Yes, favorable/unfavorable ratings can bounce around and aren’t necessarily indicative of voting patterns. But when you’re disliked by three-quarters of an entire gender, that’s ... amazing. It’s an electoral problem beyond yuugge. No wonder the Republican Party establishment appears to be in a state of panic.

How would this play out if the general election were today? According to a new Fox News head-to-head matchup, Trump and Hillary Clinton would tie among male voters, 43 to 43 percent. Trump would lose women 53 to 34 percent (!) and lose overall by 11 percentage points.

So in other words, President Hillary Clinton.

By way of contrast, Mitt Romney lost women by 12 percentage points in 2012, according to Gallup data. In the poll cited above, Trump loses them by 19 points.

Yet Trump does not seem to be interested in addressing this gender gap. He instead continues to campaign as if the American electorate were composed of Howard Stern listeners. How else to explain the bizarre battle between Trump and Ted Cruz over wives?

True, it was started by a super PAC aligned with Senator Cruz, which circulated an ad with a risqué photo of Trump’s wife, Melania, on Facebook prior to this week’s Utah primary.

But Trump upped the ante, as he often does. He threatened to reveal unspecified information about Cruz’s wife, Heidi. Then he retweeted a photo that contrasted an unflattering image of Heidi Cruz with that of former model Melania Trump.

“The images are worth a thousand words,” the caption said.

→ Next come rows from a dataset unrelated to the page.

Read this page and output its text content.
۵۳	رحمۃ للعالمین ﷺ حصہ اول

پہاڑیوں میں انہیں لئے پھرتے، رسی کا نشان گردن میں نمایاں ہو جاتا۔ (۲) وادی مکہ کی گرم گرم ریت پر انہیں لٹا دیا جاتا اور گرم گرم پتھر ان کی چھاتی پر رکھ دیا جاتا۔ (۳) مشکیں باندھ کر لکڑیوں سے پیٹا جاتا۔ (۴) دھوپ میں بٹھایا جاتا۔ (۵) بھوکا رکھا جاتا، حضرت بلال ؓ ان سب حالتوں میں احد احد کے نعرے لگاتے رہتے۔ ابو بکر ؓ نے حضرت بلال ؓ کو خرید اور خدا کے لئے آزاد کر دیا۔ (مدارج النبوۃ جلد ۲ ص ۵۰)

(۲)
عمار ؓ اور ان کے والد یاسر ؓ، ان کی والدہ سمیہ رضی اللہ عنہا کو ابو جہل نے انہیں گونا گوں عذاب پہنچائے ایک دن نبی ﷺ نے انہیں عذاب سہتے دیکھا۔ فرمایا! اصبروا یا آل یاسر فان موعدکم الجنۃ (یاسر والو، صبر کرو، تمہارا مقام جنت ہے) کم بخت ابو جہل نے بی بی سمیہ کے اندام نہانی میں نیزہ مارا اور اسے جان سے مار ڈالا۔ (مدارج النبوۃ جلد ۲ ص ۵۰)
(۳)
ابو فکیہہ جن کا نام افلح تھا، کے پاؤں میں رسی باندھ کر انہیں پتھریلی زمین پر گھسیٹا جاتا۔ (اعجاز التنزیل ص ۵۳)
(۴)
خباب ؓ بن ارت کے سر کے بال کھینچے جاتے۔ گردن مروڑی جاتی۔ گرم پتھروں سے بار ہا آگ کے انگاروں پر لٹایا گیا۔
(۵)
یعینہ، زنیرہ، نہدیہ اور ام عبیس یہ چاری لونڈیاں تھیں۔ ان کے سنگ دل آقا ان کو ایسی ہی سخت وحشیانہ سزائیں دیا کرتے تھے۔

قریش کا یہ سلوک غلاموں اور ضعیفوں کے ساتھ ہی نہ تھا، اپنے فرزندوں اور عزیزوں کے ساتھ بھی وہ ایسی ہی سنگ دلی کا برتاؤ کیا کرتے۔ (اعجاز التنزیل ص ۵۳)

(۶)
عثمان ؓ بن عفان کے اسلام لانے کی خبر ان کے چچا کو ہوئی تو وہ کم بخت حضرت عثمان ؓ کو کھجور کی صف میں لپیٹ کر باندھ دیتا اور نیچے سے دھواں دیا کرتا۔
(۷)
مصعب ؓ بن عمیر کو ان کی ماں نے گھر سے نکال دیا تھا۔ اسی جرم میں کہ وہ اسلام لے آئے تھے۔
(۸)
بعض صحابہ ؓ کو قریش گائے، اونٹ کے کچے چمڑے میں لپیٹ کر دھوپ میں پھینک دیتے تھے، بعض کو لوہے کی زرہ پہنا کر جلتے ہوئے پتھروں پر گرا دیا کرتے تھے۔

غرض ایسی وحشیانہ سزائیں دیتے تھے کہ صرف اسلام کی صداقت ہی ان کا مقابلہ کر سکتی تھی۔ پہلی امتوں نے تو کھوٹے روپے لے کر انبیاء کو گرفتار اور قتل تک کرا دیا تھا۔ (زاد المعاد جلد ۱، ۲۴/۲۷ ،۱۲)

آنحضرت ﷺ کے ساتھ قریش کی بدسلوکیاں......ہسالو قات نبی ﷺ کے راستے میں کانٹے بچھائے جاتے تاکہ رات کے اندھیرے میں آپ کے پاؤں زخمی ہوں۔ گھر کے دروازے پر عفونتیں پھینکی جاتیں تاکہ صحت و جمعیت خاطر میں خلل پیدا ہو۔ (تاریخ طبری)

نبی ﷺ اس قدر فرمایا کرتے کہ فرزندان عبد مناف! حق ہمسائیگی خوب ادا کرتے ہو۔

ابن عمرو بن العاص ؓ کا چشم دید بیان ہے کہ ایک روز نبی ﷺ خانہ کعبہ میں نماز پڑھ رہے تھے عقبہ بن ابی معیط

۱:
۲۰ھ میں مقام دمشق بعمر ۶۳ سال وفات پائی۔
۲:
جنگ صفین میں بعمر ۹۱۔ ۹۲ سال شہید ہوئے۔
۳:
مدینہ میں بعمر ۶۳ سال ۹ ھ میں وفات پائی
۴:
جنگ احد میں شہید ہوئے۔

Given the ratio of supermodels to non-supermodels in the female population, this seems a great way to lose more women’s votes. It’s perhaps indicative that the Cruz-supportive super PAC that started the whole thing says it’s delighted with Trump’s reaction.

“Obviously, we have no regrets about running the ad, and may even run some more over-the-top ones we’ve been considering, mostly just to annoy Trump,” said Make America Awesome cofounder Liz Mair in a statement on Friday.